Want more design? Stay tuned for QUIRKY, premiering in August on Sundance Channel

If you don’t know the eminent graphic designer Paul Rand by name you definitely know his work. He created the logos for IBM, UPS, ABC and Enron, to name just a few. He’s also one of the originators of the International Typographic Style, also known as the Swiss Style (though he’s a Brooklyn native), which was created in the 1950s to emphasize minimalism, sans-serif typefaces and gridded, asymmetrical layouts.

But even non-designers can learn something from Rand. He was, after all, well known for being an inspirational teacher at Yale. In 1998, two years after his death, SVA held a symposium in his honor. Attendees received an extremely limited edition book of his thoughts and quotes about design, which has remained extremely limited until now, thanks to Steven Heller, who’s made it available in PDF via his blog The Daily Heller.

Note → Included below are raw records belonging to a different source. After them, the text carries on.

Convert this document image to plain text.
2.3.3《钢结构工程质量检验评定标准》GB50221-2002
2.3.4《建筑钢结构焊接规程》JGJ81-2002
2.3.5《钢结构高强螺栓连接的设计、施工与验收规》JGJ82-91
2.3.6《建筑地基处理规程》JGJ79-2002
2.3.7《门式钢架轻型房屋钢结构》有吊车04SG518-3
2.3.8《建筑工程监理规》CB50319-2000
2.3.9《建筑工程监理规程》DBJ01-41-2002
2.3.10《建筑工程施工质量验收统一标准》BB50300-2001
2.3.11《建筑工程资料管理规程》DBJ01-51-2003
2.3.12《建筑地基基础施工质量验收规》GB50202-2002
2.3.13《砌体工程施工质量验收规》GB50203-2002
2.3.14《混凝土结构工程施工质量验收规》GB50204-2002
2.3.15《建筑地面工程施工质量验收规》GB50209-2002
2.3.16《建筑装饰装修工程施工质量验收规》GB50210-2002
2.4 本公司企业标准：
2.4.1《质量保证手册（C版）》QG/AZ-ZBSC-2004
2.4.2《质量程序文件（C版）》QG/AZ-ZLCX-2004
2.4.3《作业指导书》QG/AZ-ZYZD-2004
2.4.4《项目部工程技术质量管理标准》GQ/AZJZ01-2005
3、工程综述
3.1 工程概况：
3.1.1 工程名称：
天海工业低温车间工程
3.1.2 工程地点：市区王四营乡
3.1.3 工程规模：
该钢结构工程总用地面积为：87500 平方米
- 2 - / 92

What’s instructive about this thin volume is the critical mass of inspiring ideas and off-hand comments forging a designer’s philosophy. In fact, in the section on ‘Philosophy’ he said:

“Design is a way of life, a point of view. It involves the whole complex of visual communications: talent, creative ability, manual skill, and technical knowledge. Aesthetics and economics, technology and psychology are intrinsically related to the process.”

Other highlights include:

-Good design adds value of some kind, gives meaning, and, not incidentally, can be sheer pleasure to behold; it respects the viewer’s sensibilities and rewards the entrepreneur.

-To design is to transform prose into poetry.

-What the designer and his client have in common is a license to practice without a license.

-There are designers with a sense of humor and there are those without. Given the same content, the success is in the delivery. Groucho Marx can make anything funny, while others with similar material might just be tiresome.